If there was a team that completely caught fans and opposing teams by surprise last year, it’s got to be the Golden State Warriors.
Despite being the underdogs, they knocked out the Denver Nuggets–who were expected to defeat the Warriors with ease before David Lee was hurt and forced to the sidelines–in the first round. Additionally, the Warriors were a mere two points shy of taking a 3-1 lead over the San Antonio Spurs in the second round.
The driving force behind the Warriors’ run was none other than Stephen Curry. Surprising coaches all around the league who snubbed him in last years’ All-Star game, Curry averaged 26 points, 7.4 assists, four rebounds, 1.7 steals and had 4.1 3-pointers made per contest on 46 percent from beyond the arc in the final 30 games of the season.
Like his team last season, Stephen Curry may seem like a dark horse for the 2013-14 MVP, but he could certainly surprise the league by propelling the Warriors to a top-three seed in the West and garner the MVP award by the seasons’ end.
Apparently, LeBron James is the prohibitive favorite as MVP heading into this season; however, the likelihood of him winning his third straight MVP award is slim. The league stopped Jordan from winning the award for three consecutive years– twice. Thus, the door is now marginally more open for players such as Kevin Durant, Derrick Rose, Chris Paul and Curry to claim the trophy.

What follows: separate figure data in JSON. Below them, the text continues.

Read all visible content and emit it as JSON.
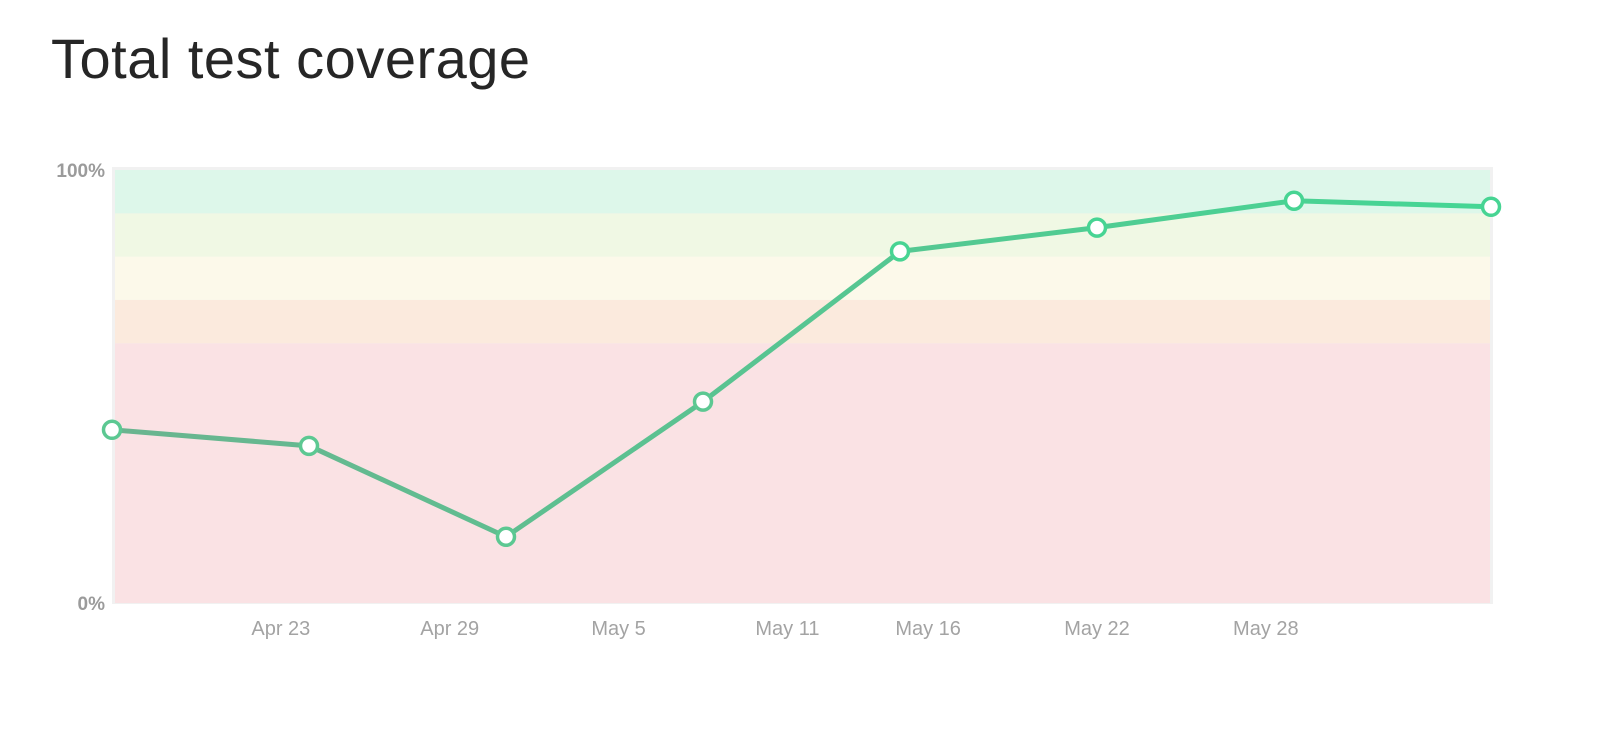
{
  "title": "Total test coverage",
  "chart_data": {
    "type": "line",
    "title": "Total test coverage",
    "xlabel": "",
    "ylabel": "",
    "ylim": [
      0,
      100
    ],
    "y_ticks": [
      "0%",
      "100%"
    ],
    "x_ticks": [
      "Apr 23",
      "Apr 29",
      "May 5",
      "May 11",
      "May 16",
      "May 22",
      "May 28"
    ],
    "series": [
      {
        "points": [
          {
            "x": "Apr 17",
            "y": 40
          },
          {
            "x": "Apr 24",
            "y": 36.3
          },
          {
            "x": "May 1",
            "y": 15.3
          },
          {
            "x": "May 8",
            "y": 46.5
          },
          {
            "x": "May 15",
            "y": 81.2
          },
          {
            "x": "May 22",
            "y": 86.7
          },
          {
            "x": "May 29",
            "y": 92.9
          },
          {
            "x": "Jun 5",
            "y": 91.5
          }
        ]
      }
    ],
    "bands": [
      {
        "from": 0,
        "to": 60,
        "color": "#fae2e4"
      },
      {
        "from": 60,
        "to": 70,
        "color": "#fbeadd"
      },
      {
        "from": 70,
        "to": 80,
        "color": "#fcf9ea"
      },
      {
        "from": 80,
        "to": 90,
        "color": "#f0f8e4"
      },
      {
        "from": 90,
        "to": 100,
        "color": "#ddf7ea"
      }
    ],
    "line_color_start": "#6ab48f",
    "line_color_end": "#45d694",
    "grid": false,
    "legend": "none"
  }
}
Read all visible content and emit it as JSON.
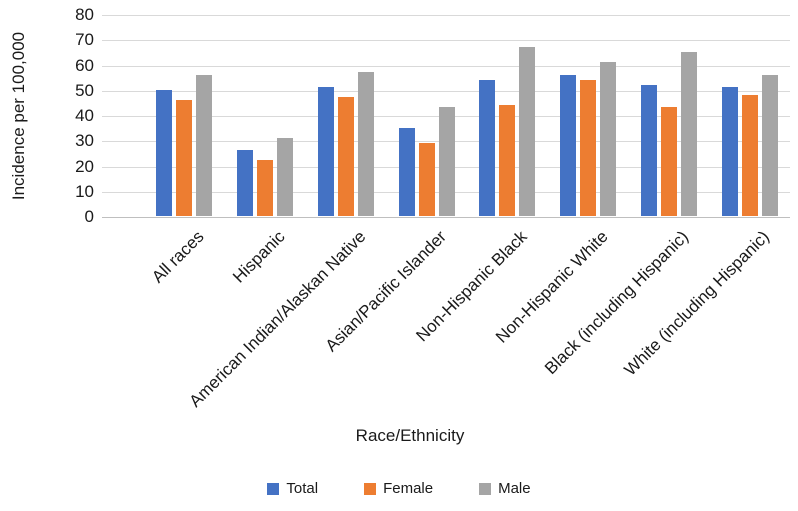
{
  "chart_data": {
    "type": "bar",
    "title": "",
    "xlabel": "Race/Ethnicity",
    "ylabel": "Incidence per 100,000",
    "ylim": [
      0,
      80
    ],
    "yticks": [
      80,
      70,
      60,
      50,
      40,
      30,
      20,
      10,
      0
    ],
    "grid": true,
    "legend_position": "bottom",
    "categories": [
      "All races",
      "Hispanic",
      "American Indian/Alaskan Native",
      "Asian/Pacific Islander",
      "Non-Hispanic Black",
      "Non-Hispanic White",
      "Black (including Hispanic)",
      "White (including Hispanic)"
    ],
    "series": [
      {
        "name": "Total",
        "color": "#4472C4",
        "values": [
          50,
          26,
          51,
          35,
          54,
          56,
          52,
          51
        ]
      },
      {
        "name": "Female",
        "color": "#ED7D31",
        "values": [
          46,
          22,
          47,
          29,
          44,
          54,
          43,
          48
        ]
      },
      {
        "name": "Male",
        "color": "#A5A5A5",
        "values": [
          56,
          31,
          57,
          43,
          67,
          61,
          65,
          56
        ]
      }
    ]
  },
  "colors": {
    "background": "#FFFFFF",
    "gridline": "#D9D9D9",
    "axis_line": "#BFBFBF",
    "text": "#1A1A1A"
  }
}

Although he stays inbounds during games, it seems as though Curry has a penchant for going beyond the limits of expectation. Noted as one of the best scorers of his draft class and criticized for being a “shooting guard in the body of a point guard,” Curry surprised scouts with his willingness and ability to facilitate in addition to his shooting prowess.
He made history last season by draining a record 272 3-pointers. He was also the only player in NBA history to dish out 500 assists while making more than 200 3-pointers. His artful passing displays are the reason why he’s been ranked in the top 15 among all active players.
Last season, Curry averaged a career-high of 6.9 assists per game. The sky is the limit for 25-year-old Curry, who has not yet reached his prime (hopefully Curry doesn’t launch himself out of the Earth’s atmosphere). Look for him maximizing his immense potential heading into the new season.